Impact of RPA on employment

According to Harvard Business Review, most operations groups adopting RPA have promised their employees that automation would not result in layoffs. Instead, workers have been redeployed to do more interesting work. One academic study highlighted that knowledge workers did not feel threatened by automation: they embraced it and viewed the robots as team-mates. The same study highlighted that, rather than resulting in a lower “headcount”, the technology was deployed in such a way as to achieve more work and greater productivity with the same number of people.
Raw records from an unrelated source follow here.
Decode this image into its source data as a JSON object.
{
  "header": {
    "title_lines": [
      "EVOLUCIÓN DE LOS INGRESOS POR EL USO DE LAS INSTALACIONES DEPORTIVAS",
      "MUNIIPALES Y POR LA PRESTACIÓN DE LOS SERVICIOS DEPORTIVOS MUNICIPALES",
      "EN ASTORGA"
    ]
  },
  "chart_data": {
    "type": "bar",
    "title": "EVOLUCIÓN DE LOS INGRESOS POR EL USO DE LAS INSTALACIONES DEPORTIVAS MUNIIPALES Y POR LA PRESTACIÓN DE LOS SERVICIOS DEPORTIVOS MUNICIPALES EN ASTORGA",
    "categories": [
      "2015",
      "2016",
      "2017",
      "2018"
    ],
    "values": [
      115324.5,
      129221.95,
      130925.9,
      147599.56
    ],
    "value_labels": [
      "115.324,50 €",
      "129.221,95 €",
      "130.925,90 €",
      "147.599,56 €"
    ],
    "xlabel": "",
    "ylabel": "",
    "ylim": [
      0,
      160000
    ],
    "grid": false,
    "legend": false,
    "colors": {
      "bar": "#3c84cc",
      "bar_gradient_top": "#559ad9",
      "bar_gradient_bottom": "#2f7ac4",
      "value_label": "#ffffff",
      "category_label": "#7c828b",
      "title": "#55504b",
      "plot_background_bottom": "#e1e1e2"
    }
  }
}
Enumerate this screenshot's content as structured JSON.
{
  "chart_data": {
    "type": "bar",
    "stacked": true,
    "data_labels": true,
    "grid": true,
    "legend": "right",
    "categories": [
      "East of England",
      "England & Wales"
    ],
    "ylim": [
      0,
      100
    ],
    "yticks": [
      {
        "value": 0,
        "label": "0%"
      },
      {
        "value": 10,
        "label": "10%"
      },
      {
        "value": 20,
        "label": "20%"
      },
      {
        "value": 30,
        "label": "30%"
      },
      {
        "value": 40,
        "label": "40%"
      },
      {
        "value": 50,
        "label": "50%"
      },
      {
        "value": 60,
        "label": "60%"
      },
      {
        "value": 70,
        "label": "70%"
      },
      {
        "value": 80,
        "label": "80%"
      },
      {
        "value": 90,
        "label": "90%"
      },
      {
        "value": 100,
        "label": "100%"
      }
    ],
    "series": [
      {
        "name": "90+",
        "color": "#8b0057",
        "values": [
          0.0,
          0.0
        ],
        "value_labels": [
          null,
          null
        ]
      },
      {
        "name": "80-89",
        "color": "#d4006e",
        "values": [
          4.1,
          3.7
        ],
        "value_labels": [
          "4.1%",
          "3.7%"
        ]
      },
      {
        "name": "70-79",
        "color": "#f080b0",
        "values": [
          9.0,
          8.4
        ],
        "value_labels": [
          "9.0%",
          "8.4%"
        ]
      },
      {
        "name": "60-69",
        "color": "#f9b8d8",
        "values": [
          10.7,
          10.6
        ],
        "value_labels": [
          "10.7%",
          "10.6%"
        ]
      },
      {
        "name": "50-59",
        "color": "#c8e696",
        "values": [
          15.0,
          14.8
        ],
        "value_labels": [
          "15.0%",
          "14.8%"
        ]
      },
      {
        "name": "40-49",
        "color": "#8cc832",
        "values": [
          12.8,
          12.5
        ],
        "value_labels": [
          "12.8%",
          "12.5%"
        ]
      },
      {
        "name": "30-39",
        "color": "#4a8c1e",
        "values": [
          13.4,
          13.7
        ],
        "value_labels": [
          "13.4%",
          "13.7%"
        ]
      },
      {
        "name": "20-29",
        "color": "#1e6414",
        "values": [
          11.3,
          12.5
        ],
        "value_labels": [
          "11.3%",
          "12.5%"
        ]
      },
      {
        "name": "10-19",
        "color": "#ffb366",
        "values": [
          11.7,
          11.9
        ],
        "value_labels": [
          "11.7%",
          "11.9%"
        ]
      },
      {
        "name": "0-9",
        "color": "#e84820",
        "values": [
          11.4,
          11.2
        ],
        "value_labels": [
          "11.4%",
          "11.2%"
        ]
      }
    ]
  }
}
Conversely however, some analysts proffer that RPA represents a threat to the Business Process Outsourcing (BPO) industry. The thesis behind this notion is that RPA will enable enterprises to “repatriate” processes from offshore locations into local data centers, with the benefit of this new technology. The effect, if true, will be to create high value jobs for skilled process designers in onshore locations (and within the associated supply chain of IT hardware, data center management, etc.) but to decrease the available opportunity to low skilled workers offshore. On the other hand, this discussion appears to be healthy ground for debate as another academic study was at pains to counter the so-called “myth” that RPA will bring back many jobs from offshore.

The future of RPA

The future of RPA is subject to much speculation, as the early majority adopt the technology and discover new uses and new synergies. Possible future trends may include:

  • A convergence of BPM and RPA tools, much in the way that the distinction between BPM and workflow tools is now blurred. The acquisition of OpenSpan in 2016 by Pegasystems is perhaps just one early indication of such a convergence.
  • Greater incorporation of artificial intelligence (AI) for advanced decision making and inferencing. There is much in the way of analyst speculation,marketing and hype in industry media forecasting such developments but, as yet, it is not easy to identify verifiable public domain case studies which provide evidence of this type of technology being deployed alongside RPA.